The young women called over the waiter, and asked for the children’s menu. For a micro-second I thought, “they’re ordering food for a new baby??” My second thought was, “That kids’ menu is for people twelve and under! What are these young women doing trying to get away with ordering the kids’ meal?” But then I looked at them more closely, and it dawned on me. They were certainly lying about their age, but not by much. They were probably 14 or 15.

You can’t help paying attention to people at your same table at dinner. The young women (or girls) laughed and gossiped over dinner. They each pulled out their cell phones at least five or six times to get and receive texts. They hassled the waiter that Benihnana’s Americanized version of Japanese food wasn’t Americanized enough for them.  They protested, didn’t the waiter hear them when they asked for no vegetables? They acted, in short, like typical teenagers.

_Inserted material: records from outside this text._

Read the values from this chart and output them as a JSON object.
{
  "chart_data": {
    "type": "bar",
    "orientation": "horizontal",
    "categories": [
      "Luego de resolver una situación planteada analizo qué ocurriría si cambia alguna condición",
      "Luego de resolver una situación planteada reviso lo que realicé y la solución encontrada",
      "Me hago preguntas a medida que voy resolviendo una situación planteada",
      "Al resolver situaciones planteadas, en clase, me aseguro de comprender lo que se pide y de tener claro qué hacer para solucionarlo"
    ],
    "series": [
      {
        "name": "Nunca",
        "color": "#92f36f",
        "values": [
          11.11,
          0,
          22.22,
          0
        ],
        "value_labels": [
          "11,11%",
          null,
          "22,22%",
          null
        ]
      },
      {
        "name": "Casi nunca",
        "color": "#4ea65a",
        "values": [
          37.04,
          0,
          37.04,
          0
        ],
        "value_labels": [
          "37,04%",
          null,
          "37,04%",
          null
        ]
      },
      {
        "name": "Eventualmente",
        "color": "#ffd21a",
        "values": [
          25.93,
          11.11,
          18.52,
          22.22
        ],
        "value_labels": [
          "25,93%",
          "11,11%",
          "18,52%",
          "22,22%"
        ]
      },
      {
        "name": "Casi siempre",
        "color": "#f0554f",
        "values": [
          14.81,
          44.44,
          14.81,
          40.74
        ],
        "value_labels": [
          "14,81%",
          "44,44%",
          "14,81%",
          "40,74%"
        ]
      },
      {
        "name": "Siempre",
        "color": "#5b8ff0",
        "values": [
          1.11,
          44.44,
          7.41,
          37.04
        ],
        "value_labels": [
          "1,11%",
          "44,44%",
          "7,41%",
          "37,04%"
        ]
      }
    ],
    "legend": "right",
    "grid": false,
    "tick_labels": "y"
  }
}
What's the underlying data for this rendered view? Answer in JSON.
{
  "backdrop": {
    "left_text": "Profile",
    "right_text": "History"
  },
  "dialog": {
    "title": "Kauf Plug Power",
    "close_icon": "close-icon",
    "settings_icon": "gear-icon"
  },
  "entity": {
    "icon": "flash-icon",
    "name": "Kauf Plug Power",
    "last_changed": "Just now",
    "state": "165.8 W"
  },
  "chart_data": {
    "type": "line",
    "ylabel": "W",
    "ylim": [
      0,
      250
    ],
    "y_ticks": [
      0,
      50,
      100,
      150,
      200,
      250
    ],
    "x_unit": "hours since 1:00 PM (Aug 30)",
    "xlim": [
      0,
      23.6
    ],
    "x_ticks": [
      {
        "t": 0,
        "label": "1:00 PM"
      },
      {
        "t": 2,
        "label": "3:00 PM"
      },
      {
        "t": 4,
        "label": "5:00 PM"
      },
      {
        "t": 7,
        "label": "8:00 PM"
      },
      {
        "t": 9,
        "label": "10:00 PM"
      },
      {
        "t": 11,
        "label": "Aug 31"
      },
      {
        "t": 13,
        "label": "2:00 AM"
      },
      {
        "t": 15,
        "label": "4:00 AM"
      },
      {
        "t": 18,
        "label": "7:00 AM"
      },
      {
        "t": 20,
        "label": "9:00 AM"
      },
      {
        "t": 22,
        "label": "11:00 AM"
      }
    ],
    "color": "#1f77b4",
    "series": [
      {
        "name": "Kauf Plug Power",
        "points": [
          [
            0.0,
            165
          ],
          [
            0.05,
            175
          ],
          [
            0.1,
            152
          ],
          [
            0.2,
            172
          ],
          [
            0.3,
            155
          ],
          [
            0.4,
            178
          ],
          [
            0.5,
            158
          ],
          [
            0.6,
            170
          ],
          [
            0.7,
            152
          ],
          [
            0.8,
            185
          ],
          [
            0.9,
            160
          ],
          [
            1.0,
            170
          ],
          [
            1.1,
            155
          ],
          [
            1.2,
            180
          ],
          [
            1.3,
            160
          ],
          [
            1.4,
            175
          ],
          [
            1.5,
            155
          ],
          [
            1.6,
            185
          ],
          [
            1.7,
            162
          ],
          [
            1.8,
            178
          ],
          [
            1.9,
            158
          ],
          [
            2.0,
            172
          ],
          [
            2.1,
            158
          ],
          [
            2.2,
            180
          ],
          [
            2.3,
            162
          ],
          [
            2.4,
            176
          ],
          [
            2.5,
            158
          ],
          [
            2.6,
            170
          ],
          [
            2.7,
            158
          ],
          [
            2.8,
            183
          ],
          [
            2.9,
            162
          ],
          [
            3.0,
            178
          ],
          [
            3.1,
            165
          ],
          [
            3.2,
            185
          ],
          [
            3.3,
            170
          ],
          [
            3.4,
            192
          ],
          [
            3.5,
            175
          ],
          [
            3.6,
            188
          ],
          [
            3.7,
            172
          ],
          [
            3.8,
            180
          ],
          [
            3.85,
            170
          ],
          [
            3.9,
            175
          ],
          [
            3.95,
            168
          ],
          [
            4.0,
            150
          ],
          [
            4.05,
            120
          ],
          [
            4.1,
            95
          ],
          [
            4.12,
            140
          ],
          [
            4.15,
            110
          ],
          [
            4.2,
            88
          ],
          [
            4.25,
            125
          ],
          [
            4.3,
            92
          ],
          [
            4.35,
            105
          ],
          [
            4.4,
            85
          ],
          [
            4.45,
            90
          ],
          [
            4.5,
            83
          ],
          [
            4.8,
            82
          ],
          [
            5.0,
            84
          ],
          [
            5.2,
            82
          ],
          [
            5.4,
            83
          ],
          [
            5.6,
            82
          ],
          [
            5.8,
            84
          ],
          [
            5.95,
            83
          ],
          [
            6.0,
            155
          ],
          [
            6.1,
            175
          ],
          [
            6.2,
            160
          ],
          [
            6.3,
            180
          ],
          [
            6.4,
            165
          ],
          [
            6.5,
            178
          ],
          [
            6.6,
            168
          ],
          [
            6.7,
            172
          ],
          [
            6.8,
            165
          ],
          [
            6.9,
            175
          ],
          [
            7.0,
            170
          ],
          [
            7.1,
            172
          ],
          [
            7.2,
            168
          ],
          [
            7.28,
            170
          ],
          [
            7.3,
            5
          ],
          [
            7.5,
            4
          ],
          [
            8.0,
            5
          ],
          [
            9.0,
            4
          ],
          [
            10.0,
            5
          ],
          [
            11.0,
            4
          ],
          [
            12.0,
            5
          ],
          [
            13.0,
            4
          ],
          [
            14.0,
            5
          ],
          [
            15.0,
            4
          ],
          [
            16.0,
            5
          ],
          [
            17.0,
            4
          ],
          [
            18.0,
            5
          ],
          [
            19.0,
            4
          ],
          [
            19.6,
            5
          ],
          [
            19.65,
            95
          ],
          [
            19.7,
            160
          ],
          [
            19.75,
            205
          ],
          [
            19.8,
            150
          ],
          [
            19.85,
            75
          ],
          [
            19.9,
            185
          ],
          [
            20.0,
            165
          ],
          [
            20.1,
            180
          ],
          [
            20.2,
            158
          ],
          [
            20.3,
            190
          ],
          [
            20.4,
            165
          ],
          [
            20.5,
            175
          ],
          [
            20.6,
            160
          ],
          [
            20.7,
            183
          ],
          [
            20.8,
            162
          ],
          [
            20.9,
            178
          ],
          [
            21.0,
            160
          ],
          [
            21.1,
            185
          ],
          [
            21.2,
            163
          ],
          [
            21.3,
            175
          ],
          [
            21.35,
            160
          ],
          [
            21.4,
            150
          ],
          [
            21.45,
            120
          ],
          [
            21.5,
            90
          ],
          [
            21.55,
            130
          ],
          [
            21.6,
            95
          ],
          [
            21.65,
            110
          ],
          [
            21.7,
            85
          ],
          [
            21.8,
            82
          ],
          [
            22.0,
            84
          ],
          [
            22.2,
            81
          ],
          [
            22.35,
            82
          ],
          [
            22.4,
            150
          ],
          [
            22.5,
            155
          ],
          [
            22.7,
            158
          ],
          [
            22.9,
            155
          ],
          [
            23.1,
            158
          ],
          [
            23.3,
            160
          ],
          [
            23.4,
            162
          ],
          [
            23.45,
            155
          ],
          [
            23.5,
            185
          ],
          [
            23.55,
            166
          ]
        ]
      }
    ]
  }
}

As we went to leave, I congratulated the Mom and told her how beautiful her baby boy is. They all wished Evan a happy 5th birthday. But all I could think about was what lays in store for their boy, and what his 5th birthday will be like. And the girls’ birthdays, when they turn 15 or 16.

My PhD student Betsy DiSalvo and I run a program called Glitch Game Testers, designed to help economically less advantaged urban youth choose to pursue higher education in computer science. I hear about our teens’ struggles directly and indirectly all the time. But I have the privilege to almost always see them at their best, in a context that makes me hopeful for their futures. I’ve always been happy that we’re trying to help. I left dinner last night despondent that we’re not doing enough. You read about the statistics, but you don’t often have dinner with them.